Князю и самому нравилось имя, в нём было героическое воспоминание о Куликовом поле. Но в исполнении полузабытого моления царя была ещё какая-то язвительная сладость. Иван Васильевич узнает о рождении сына у своего врага, услышит имя и непременно вспомнит ту поворотную зиму после Казани. Память у него бесовская, как у всякого прирождённого сатрапа и интригана. Вместо царевича Дмитрия будет княжич, а царевичу — не быть!
Рождение сына — повод для размышлений о будущем и своём вкладе в него. Андрей Михайлович считал, что он достаточно весом. Одна «История о великом князе Московском» столько отолстевших сердец взбодрила к сопротивлению деспоту, карабкавшемуся уже на краковский престол. И переписка его с царём не миновала русских людей, в крамольных списках разлетелась по придавленной стране. Но если в настоящем князь мог торжествовать, признаки русской смуты тревожили его. Ивану Васильевичу, судя по московским вестям, недолго жить. Злодейство, покидая трон, оставляет в народе столько взаимной злобы, что она выплёскивает ещё худшее злодейство...
Князь знал о письмах короля Стефана к московитам, обещавших «свободу, достойную христианского народа». Сам помогал составлять иные обращения. Время военное, все средства хороши. Однако всякому народу отпущена своя мера свободы. Шляхетские ли, посадские безбрежные вольности русским людям — яд: изгложут и разорят друг друга. России нужно верховное правление, сочетающее совет и строгость. Домострой. А наказав, примолвити. Ни в одном сочетании Андрей Михайлович не погрешил против веры в два столпа российской жизни: самодержавство и православие. Но не злодейское, а просвещённое, «пресветлое» самодержавство.

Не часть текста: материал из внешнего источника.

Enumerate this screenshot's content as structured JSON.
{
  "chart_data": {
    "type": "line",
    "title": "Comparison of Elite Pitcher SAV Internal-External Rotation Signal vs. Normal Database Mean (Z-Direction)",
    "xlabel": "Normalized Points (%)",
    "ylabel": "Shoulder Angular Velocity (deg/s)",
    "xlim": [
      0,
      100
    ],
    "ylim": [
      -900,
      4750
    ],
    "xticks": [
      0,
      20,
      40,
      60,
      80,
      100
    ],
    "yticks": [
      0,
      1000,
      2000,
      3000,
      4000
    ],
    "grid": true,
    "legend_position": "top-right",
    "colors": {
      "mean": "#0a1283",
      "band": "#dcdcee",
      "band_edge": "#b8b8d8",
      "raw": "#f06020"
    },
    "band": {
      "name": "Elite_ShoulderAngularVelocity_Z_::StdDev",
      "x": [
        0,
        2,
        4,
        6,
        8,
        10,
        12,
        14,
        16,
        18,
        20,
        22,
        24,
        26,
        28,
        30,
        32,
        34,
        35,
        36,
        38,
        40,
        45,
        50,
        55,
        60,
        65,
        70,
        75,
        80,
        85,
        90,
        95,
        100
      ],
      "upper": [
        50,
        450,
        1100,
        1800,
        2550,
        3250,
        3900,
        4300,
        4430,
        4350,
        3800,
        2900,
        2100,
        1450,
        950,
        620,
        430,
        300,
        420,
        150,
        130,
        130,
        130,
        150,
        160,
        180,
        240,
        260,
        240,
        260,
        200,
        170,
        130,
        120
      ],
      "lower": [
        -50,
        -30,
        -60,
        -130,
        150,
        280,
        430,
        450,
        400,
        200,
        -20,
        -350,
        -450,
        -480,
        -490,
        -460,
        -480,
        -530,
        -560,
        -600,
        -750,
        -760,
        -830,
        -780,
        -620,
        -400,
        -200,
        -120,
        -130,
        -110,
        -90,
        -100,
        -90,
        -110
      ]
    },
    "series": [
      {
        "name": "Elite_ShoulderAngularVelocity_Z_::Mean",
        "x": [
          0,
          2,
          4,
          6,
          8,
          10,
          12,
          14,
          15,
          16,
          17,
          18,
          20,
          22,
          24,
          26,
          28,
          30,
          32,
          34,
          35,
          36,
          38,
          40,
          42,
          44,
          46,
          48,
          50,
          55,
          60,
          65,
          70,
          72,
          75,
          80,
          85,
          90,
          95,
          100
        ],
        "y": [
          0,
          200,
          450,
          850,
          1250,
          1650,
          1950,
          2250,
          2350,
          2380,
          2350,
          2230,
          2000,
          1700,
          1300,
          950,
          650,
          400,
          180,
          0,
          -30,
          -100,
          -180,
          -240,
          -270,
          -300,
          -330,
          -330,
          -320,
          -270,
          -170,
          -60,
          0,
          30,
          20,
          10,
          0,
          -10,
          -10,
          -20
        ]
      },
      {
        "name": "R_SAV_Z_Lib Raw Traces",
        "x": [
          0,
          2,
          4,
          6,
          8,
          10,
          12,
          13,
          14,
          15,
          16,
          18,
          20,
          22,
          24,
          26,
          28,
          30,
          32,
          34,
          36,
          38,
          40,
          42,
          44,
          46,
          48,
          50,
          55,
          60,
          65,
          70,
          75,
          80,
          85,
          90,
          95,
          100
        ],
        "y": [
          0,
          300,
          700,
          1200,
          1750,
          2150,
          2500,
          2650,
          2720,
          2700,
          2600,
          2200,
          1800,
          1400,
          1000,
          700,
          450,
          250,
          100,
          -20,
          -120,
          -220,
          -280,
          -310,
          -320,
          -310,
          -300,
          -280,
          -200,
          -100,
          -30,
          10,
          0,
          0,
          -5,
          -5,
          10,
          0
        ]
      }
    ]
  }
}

Так просто. Люди редко склоняются к простому. Ищут корысти в сложности. Призрак израды, кровавого развала бродит по России. Бог, верно, устал от нашего безумия...
Раздумья о возвышенном, работа над завещанием и умилительные переживания отцовства не мешали Курбскому присматривать за ходом расследования убийства Вороновецкого. Королевский возный рыскал по повету, допрашивая свидетелей или причастных лиц. Убийца был известен, но исчез бесследно. Приходилось доказывать причастность князя Курбского либо свести убийство к обычной ссоре. Богдан Волынец, близкий друг убитого, заявил о грамотах, хранившихся в Вороновце, «с именем князя Курбского». Если бы хоть одну такую бумагу отыскали, явилась бы зацепка для допроса княжеских слуг. Вместо грамот возный получил признание вдовы Вороновецкого: «Мне нет нужды, хотя бы не только муж мой, а все московиты пропали, что живут при Курбском! Пусть злой не живёт на свете...» Вдова выразила убеждение Волынской шляхты, будто беглые московиты свили в Ковельском повете гнездо беззакония и вражды. Иного она и сказать не могла после ночного посещения служебников князя, раньше возного добравшихся до бумаг убитого. По их совету, «дабы не навлекать горчайших бед на своё семейство», пани Вороновецкая покинула повет, не ожидая конца следствия. Её друзья не успокоились, но дело увязло, как сани в рождественском сугробе.
Рождество праздновали шумно, с излишествами в веселии и питии, как никогда не водилось в трезвом и мрачноватом доме Курбских. Андрей Михайлович словно навёрстывал упущенное, благо окрестное дворянство не только умничало в социнианском духе «над кубками мальвазии», но и меняло дурное мнение о московитах. Пусть дети их, возросшие на вольном воздухе, отстанут от московских нравов. Мысль была подброшена самим хозяином. Он хотел, чтобы Митенька его жил в окружении друзей, а не завистников. Как бы ни повернулось на родине, вряд ли и внукам удастся увидеть милую Ярославщину, «поле светлой пшеницы». Разве явятся с вражеским войском, Боже оборони.
И не берёг себя Андрей Михайлович ни в Рождество, ни на раскатистую масленицу нового, 1583 года. В том и опасность шестого десятка, что человеческая натура перестаёт угадывать безопасный предел, то равновесие между прибытком и расходом сил, при нарушении которого в одном из слабых мест рушится оборона. К тому же посреди любой застолицы и над любимой колыской-колыбелькой врывались опаляющие воспоминания. Ещё одна опасность этих лет: рассудок ясен до безжалостности, наивные самооправдания не затуманивают его. А палачом человек привык быть сам. И казнит себя понемногу.